Comme il n’y a nullement à doutter que le Gouverneur Anglois, qui sera à Port Royal, fera tous ses efforts, soit par promesses ou par menaces, pour gaigner ou intimider les sauvages de l’Acadie affin de les attirer à son party, se servant pour cela des habitans mesme du Port Royal, pour leur porter des marchandises dans la proffondeur des bois, par ce que, estans connus des Sauvages, ils auront plus de facilité à avoir accès chez eux.
Nous, pour prévenir les suittes dangereuses qu’un pareil commerce pourrait produire, nous enjoignons au sieur baron de St-Castin de faire piller par les François et sauvages qui seront avec luy générallement tous les Anglois qui porteront de la marchandise dans la proffondeur des bois et dans les lieux de traitte, et, semblablement, les François du Port Royal et autres lieux de l’Accadie qui n’auront pas un ordre ou congé par escrit, signé de nous, faisant séparer sur l’heure les marchandises à tous les sauvages et françois qui seront avec luy et mesme s’il est possible à tous les villages sauvages de l’Accadie, et en cas de résistance de la part des Anglois et François faire main basse sur eux, espargnant néanmoins le sang tant qu’il sera possible et se contentant sy lesdits François ou Anglois ne se mettent point en deffense de les arrester prisonniers ou de nous les renvoyer, icy, d’abord que la saison le poura permettre.

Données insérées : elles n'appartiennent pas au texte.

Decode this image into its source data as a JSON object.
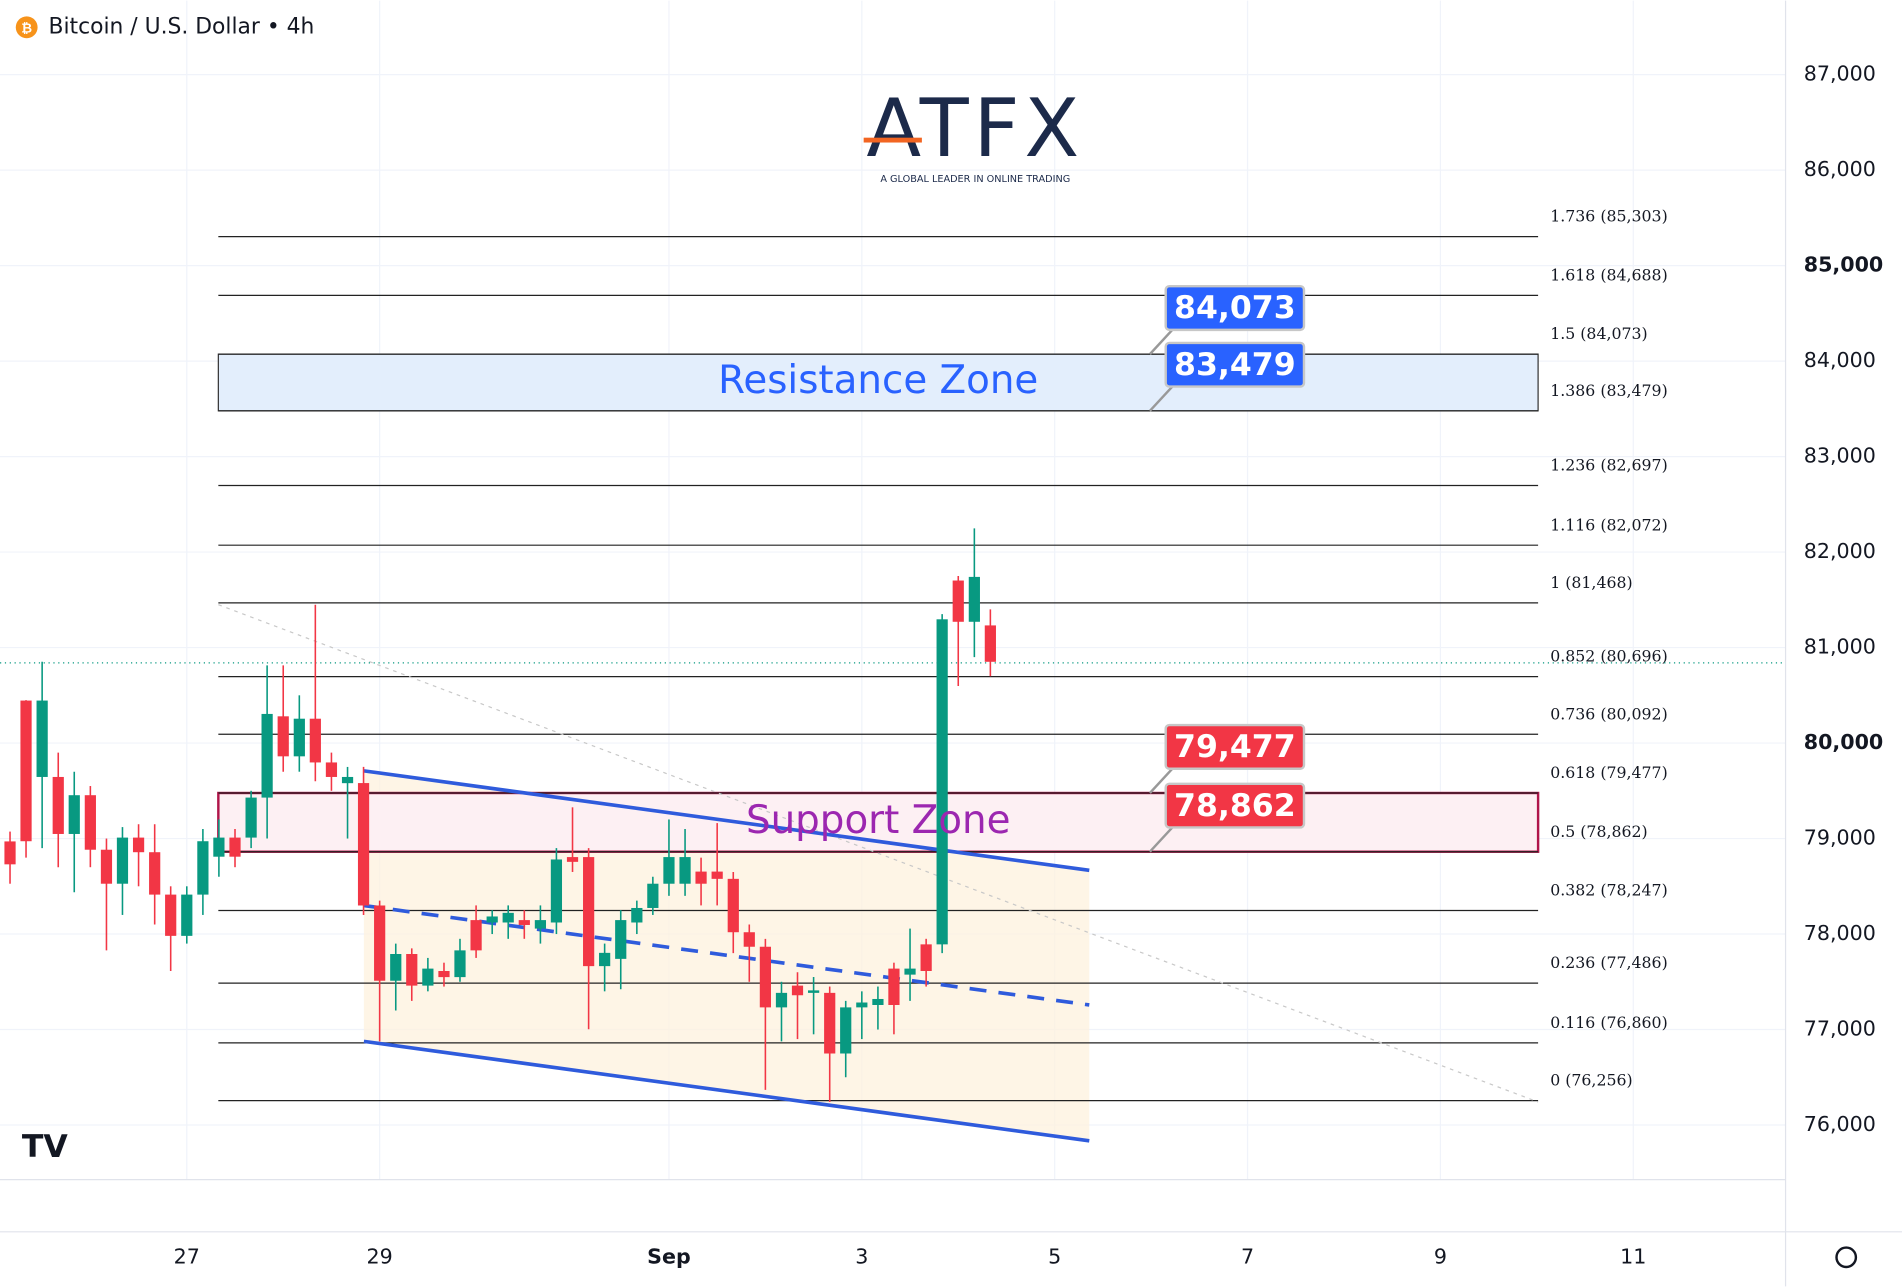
{
  "chart_data": {
    "type": "candlestick",
    "title": "Bitcoin / U.S. Dollar • 4h",
    "x": [
      25.167,
      25.333,
      25.5,
      25.667,
      25.833,
      26,
      26.167,
      26.333,
      26.5,
      26.667,
      26.833,
      27,
      27.167,
      27.333,
      27.5,
      27.667,
      27.833,
      28,
      28.167,
      28.333,
      28.5,
      28.667,
      28.833,
      29,
      29.167,
      29.333,
      29.5,
      29.667,
      29.833,
      30,
      30.167,
      30.333,
      30.5,
      30.667,
      30.833,
      31,
      31.167,
      31.333,
      31.5,
      31.667,
      31.833,
      32,
      32.167,
      32.333,
      32.5,
      32.667,
      32.833,
      33,
      33.167,
      33.333,
      33.5,
      33.667,
      33.833,
      34,
      34.167,
      34.333,
      34.5,
      34.667,
      34.833,
      35,
      35.167,
      35.333
    ],
    "open": [
      78970,
      80445,
      79645,
      79645,
      79048,
      79454,
      78883,
      78527,
      79010,
      78857,
      78413,
      77981,
      78413,
      78810,
      79010,
      79010,
      79429,
      80280,
      79861,
      80255,
      79797,
      79580,
      79581,
      78299,
      77511,
      77791,
      77460,
      77613,
      77549,
      78146,
      78121,
      78121,
      78146,
      78057,
      78121,
      78806,
      78806,
      77664,
      77740,
      78121,
      78273,
      78527,
      78527,
      78654,
      78654,
      78578,
      78019,
      77867,
      77232,
      77460,
      77384,
      77384,
      76749,
      77232,
      77257,
      77638,
      77575,
      77892,
      77892,
      81702,
      81270,
      81232
    ],
    "high": [
      79073,
      80450,
      80851,
      79900,
      79700,
      79550,
      79000,
      79120,
      79150,
      79150,
      78500,
      78500,
      79100,
      79200,
      79100,
      79500,
      80813,
      80813,
      80500,
      81448,
      79900,
      79750,
      79750,
      78350,
      77900,
      77850,
      77750,
      77700,
      77950,
      78300,
      78250,
      78300,
      78250,
      78300,
      78900,
      79327,
      78900,
      77900,
      78250,
      78350,
      78600,
      79200,
      79100,
      78800,
      79162,
      78650,
      78100,
      77950,
      77500,
      77600,
      77550,
      77450,
      77300,
      77400,
      77450,
      77700,
      78057,
      77950,
      81350,
      81750,
      82248,
      81400
    ],
    "low": [
      78527,
      78800,
      78900,
      78700,
      78438,
      78700,
      77829,
      78200,
      78500,
      78100,
      77613,
      77900,
      78200,
      78600,
      78700,
      78900,
      79000,
      79700,
      79700,
      79600,
      79500,
      79000,
      78200,
      76876,
      77200,
      77300,
      77400,
      77450,
      77500,
      77750,
      78000,
      77950,
      77950,
      77900,
      78000,
      78650,
      77003,
      77400,
      77422,
      78000,
      78200,
      78400,
      78400,
      78300,
      78300,
      77800,
      77500,
      76368,
      76876,
      76900,
      76950,
      76241,
      76500,
      76900,
      77000,
      76950,
      77300,
      77450,
      77800,
      80597,
      80900,
      80700
    ],
    "close": [
      78730,
      78972,
      80445,
      79048,
      79454,
      78883,
      78527,
      79010,
      78857,
      78413,
      77981,
      78413,
      78972,
      79010,
      78810,
      79429,
      80305,
      79861,
      80255,
      79797,
      79645,
      79645,
      78299,
      77511,
      77791,
      77460,
      77638,
      77549,
      77829,
      77829,
      78184,
      78222,
      78095,
      78146,
      78781,
      78756,
      77664,
      77803,
      78146,
      78273,
      78527,
      78806,
      78806,
      78527,
      78578,
      78019,
      77867,
      77232,
      77384,
      77359,
      77410,
      76749,
      77232,
      77283,
      77320,
      77257,
      77638,
      77613,
      81296,
      81270,
      81740,
      80851
    ],
    "up_color": "#089981",
    "down_color": "#f23645",
    "xlim": [
      25.063,
      43.579
    ],
    "ylim": [
      75428,
      87775
    ],
    "xticks": [
      27,
      29,
      {
        "value": 32,
        "label": "Sep"
      },
      {
        "value": 34,
        "label": "3"
      },
      {
        "value": 36,
        "label": "5"
      },
      {
        "value": 38,
        "label": "7"
      },
      {
        "value": 40,
        "label": "9"
      },
      {
        "value": 42,
        "label": "11"
      }
    ],
    "yticks": [
      {
        "value": 76000,
        "label": "76,000"
      },
      {
        "value": 77000,
        "label": "77,000"
      },
      {
        "value": 78000,
        "label": "78,000"
      },
      {
        "value": 79000,
        "label": "79,000"
      },
      {
        "value": 80000,
        "label": "80,000"
      },
      {
        "value": 81000,
        "label": "81,000"
      },
      {
        "value": 82000,
        "label": "82,000"
      },
      {
        "value": 83000,
        "label": "83,000"
      },
      {
        "value": 84000,
        "label": "84,000"
      },
      {
        "value": 85000,
        "label": "85,000"
      },
      {
        "value": 86000,
        "label": "86,000"
      },
      {
        "value": 87000,
        "label": "87,000"
      }
    ],
    "fib_levels": [
      {
        "value": 85303,
        "label": "1.736 (85,303)"
      },
      {
        "value": 84688,
        "label": "1.618 (84,688)"
      },
      {
        "value": 84073,
        "label": "1.5 (84,073)"
      },
      {
        "value": 83479,
        "label": "1.386 (83,479)"
      },
      {
        "value": 82697,
        "label": "1.236 (82,697)"
      },
      {
        "value": 82072,
        "label": "1.116 (82,072)"
      },
      {
        "value": 81468,
        "label": "1 (81,468)"
      },
      {
        "value": 80696,
        "label": "0.852 (80,696)"
      },
      {
        "value": 80092,
        "label": "0.736 (80,092)"
      },
      {
        "value": 79477,
        "label": "0.618 (79,477)"
      },
      {
        "value": 78862,
        "label": "0.5 (78,862)"
      },
      {
        "value": 78247,
        "label": "0.382 (78,247)"
      },
      {
        "value": 77486,
        "label": "0.236 (77,486)"
      },
      {
        "value": 76860,
        "label": "0.116 (76,860)"
      },
      {
        "value": 76256,
        "label": "0 (76,256)"
      }
    ],
    "zones": [
      {
        "label": "Resistance Zone",
        "low": 83479,
        "high": 84073,
        "color": "#2962ff",
        "fill": "#e3eefc",
        "stroke": "#333333"
      },
      {
        "label": "Support Zone",
        "low": 78862,
        "high": 79477,
        "color": "#9c27b0",
        "fill": "#fdf0f3",
        "stroke": "#b0154a"
      }
    ],
    "price_labels": [
      {
        "value": 84073,
        "label": "84,073",
        "color": "#2962ff"
      },
      {
        "value": 83479,
        "label": "83,479",
        "color": "#2962ff"
      },
      {
        "value": 79477,
        "label": "79,477",
        "color": "#f23645"
      },
      {
        "value": 78862,
        "label": "78,862",
        "color": "#f23645"
      }
    ]
  },
  "logo": {
    "text": "ATFX",
    "tagline": "A GLOBAL LEADER IN ONLINE TRADING"
  }
}
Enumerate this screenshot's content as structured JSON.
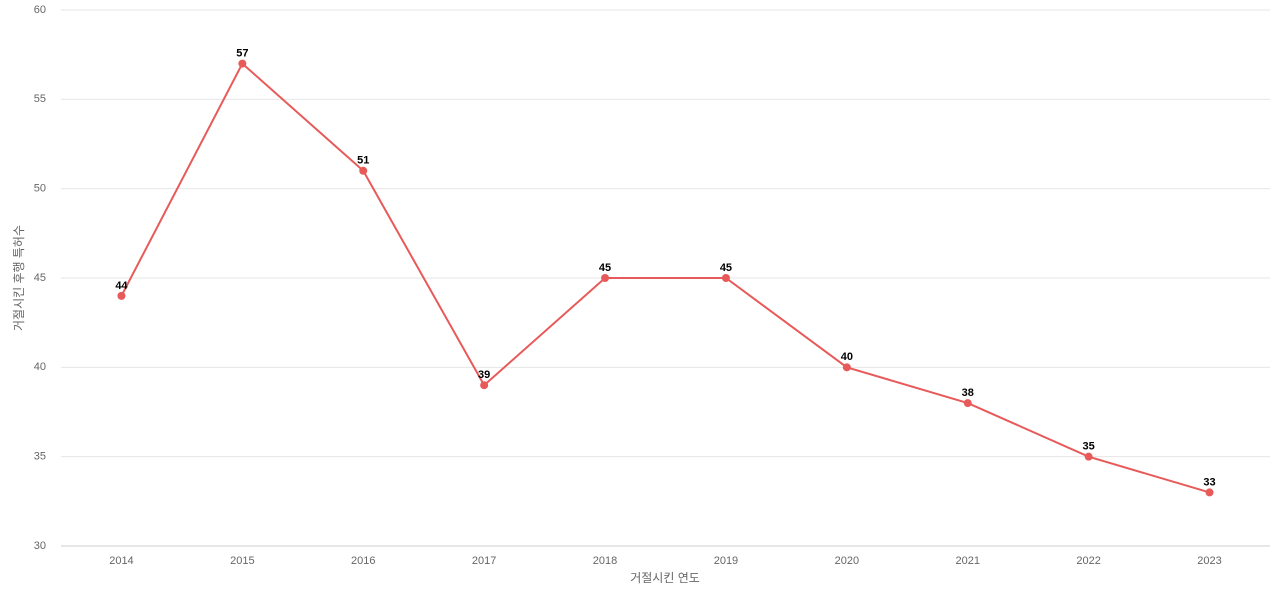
{
  "chart_data": {
    "type": "line",
    "x_label": "거절시킨 연도",
    "y_label": "거절시킨 후행 특허수",
    "categories": [
      "2014",
      "2015",
      "2016",
      "2017",
      "2018",
      "2019",
      "2020",
      "2021",
      "2022",
      "2023"
    ],
    "series": [
      {
        "name": "거절시킨 후행 특허수",
        "color": "#e85a5a",
        "values": [
          44,
          57,
          51,
          39,
          45,
          45,
          40,
          38,
          35,
          33
        ]
      }
    ],
    "ylim": [
      30,
      60
    ],
    "yticks": [
      30,
      35,
      40,
      45,
      50,
      55,
      60
    ],
    "grid": true
  }
}
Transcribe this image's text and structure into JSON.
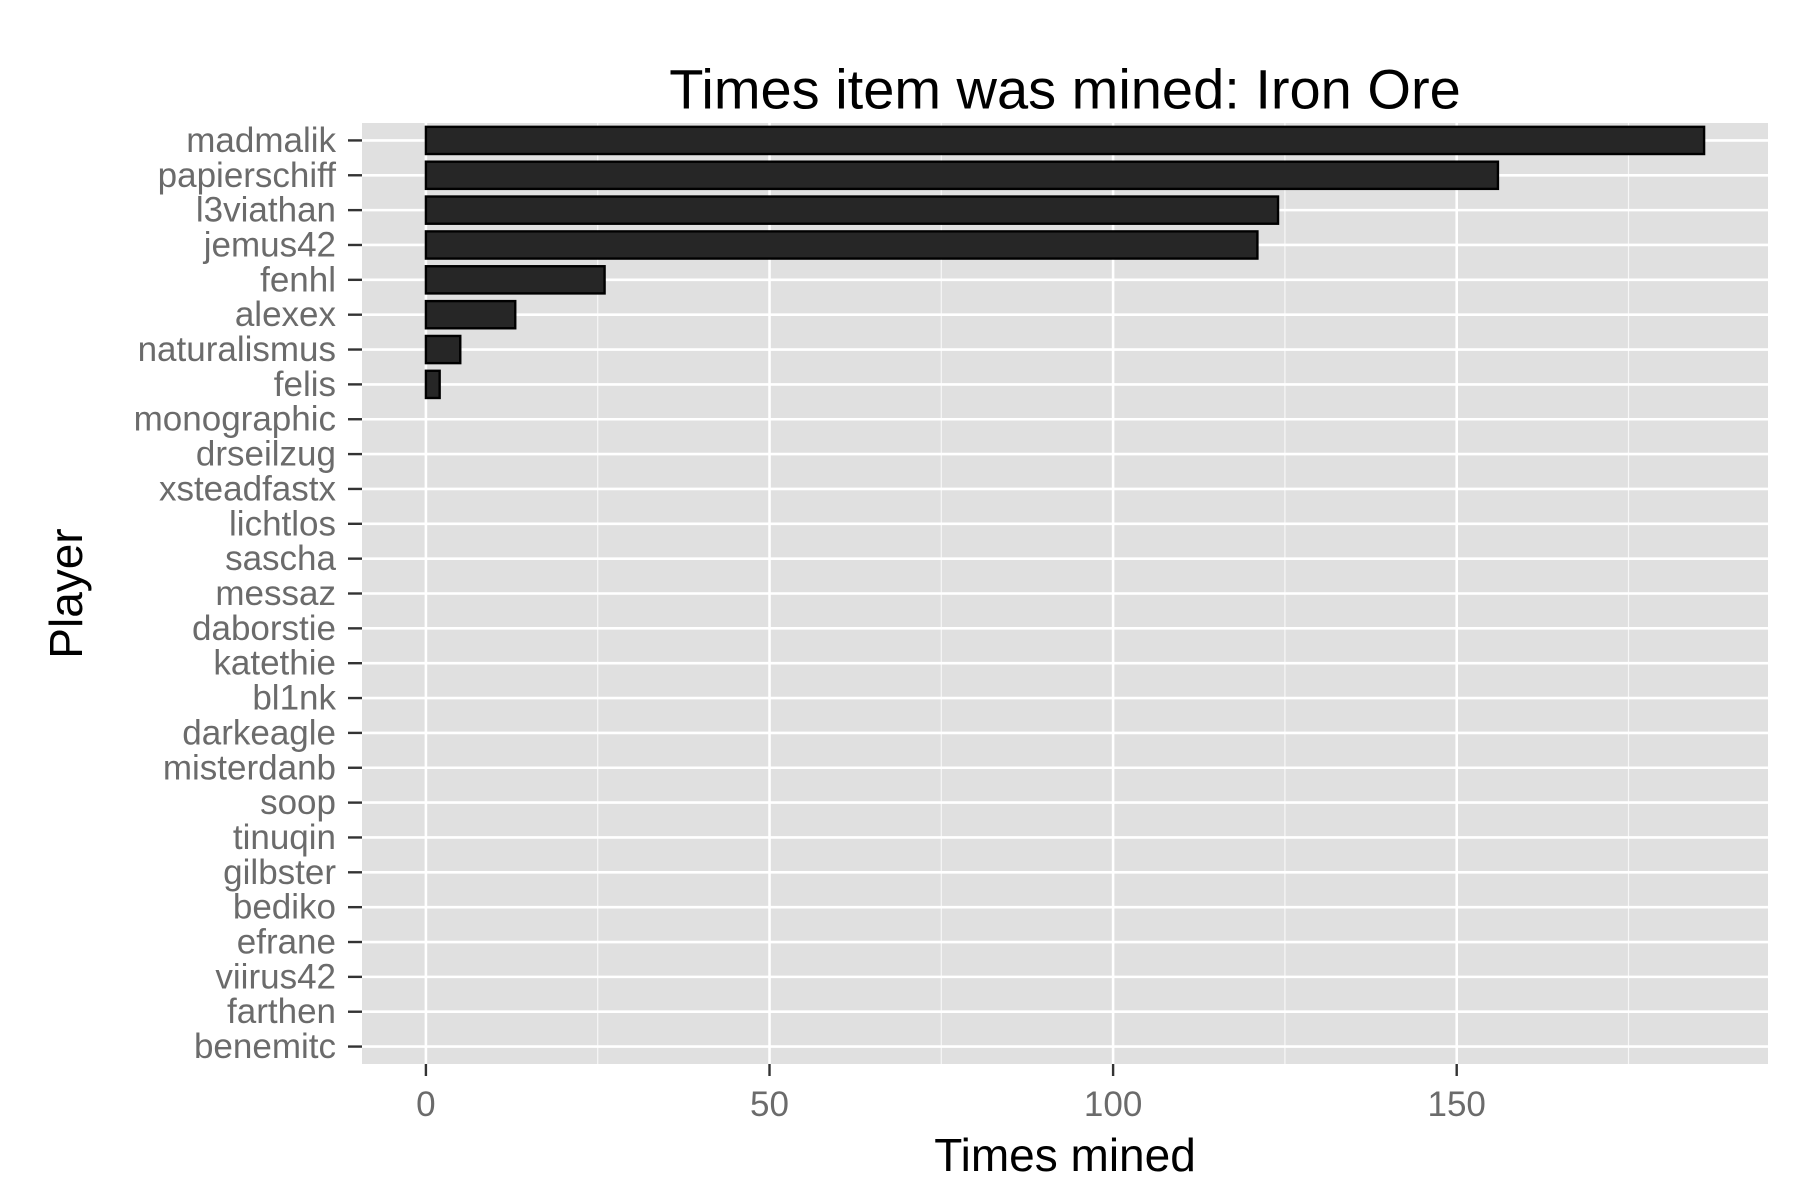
{
  "chart_data": {
    "type": "bar",
    "orientation": "horizontal",
    "title": "Times item was mined: Iron Ore",
    "xlabel": "Times mined",
    "ylabel": "Player",
    "categories": [
      "madmalik",
      "papierschiff",
      "l3viathan",
      "jemus42",
      "fenhl",
      "alexex",
      "naturalismus",
      "felis",
      "monographic",
      "drseilzug",
      "xsteadfastx",
      "lichtlos",
      "sascha",
      "messaz",
      "daborstie",
      "katethie",
      "bl1nk",
      "darkeagle",
      "misterdanb",
      "soop",
      "tinuqin",
      "gilbster",
      "bediko",
      "efrane",
      "viirus42",
      "farthen",
      "benemitc"
    ],
    "values": [
      186,
      156,
      124,
      121,
      26,
      13,
      5,
      2,
      0,
      0,
      0,
      0,
      0,
      0,
      0,
      0,
      0,
      0,
      0,
      0,
      0,
      0,
      0,
      0,
      0,
      0,
      0
    ],
    "xlim": [
      -9.3,
      195.3
    ],
    "xticks": [
      0,
      50,
      100,
      150
    ],
    "xtick_labels": [
      "0",
      "50",
      "100",
      "150"
    ],
    "grid": true,
    "legend": "none",
    "colors": {
      "panel_background": "#e0e0e0",
      "gridline": "#ffffff",
      "bar_fill": "#262626",
      "bar_outline": "#000000",
      "tick_text": "#6b6b6b",
      "axis_tick": "#333333"
    }
  }
}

Le sieur baron de St-Castin nous ayant donné sa parolle d’honneur de faire faire par les sauvages le plus de partis qu’il luy sera possible contre les Anglois, qui sont au Port Royal et contre ceux du gouvernement de Boston, et mesme, d’y aller en personne, nous luy enjoignons, sy tost qu’il y aura quelques nouvelles de conséquence de nous le faire savoir par des canots qu’il nous despeschera exprès, lesquels canots serviront ensuittes à reporter aux villages du bord de la mer les présens que Sa Majesté voudra bien leur faire et sy le sieur de St-Castin a nouvelle certaine que les ennemis soient partis pour venir en ce pays, nous lui enjoignons, en ce cas, de venir luy mesme et de nous amenner avec luy le plus de sauvages qu’il luy sera possible.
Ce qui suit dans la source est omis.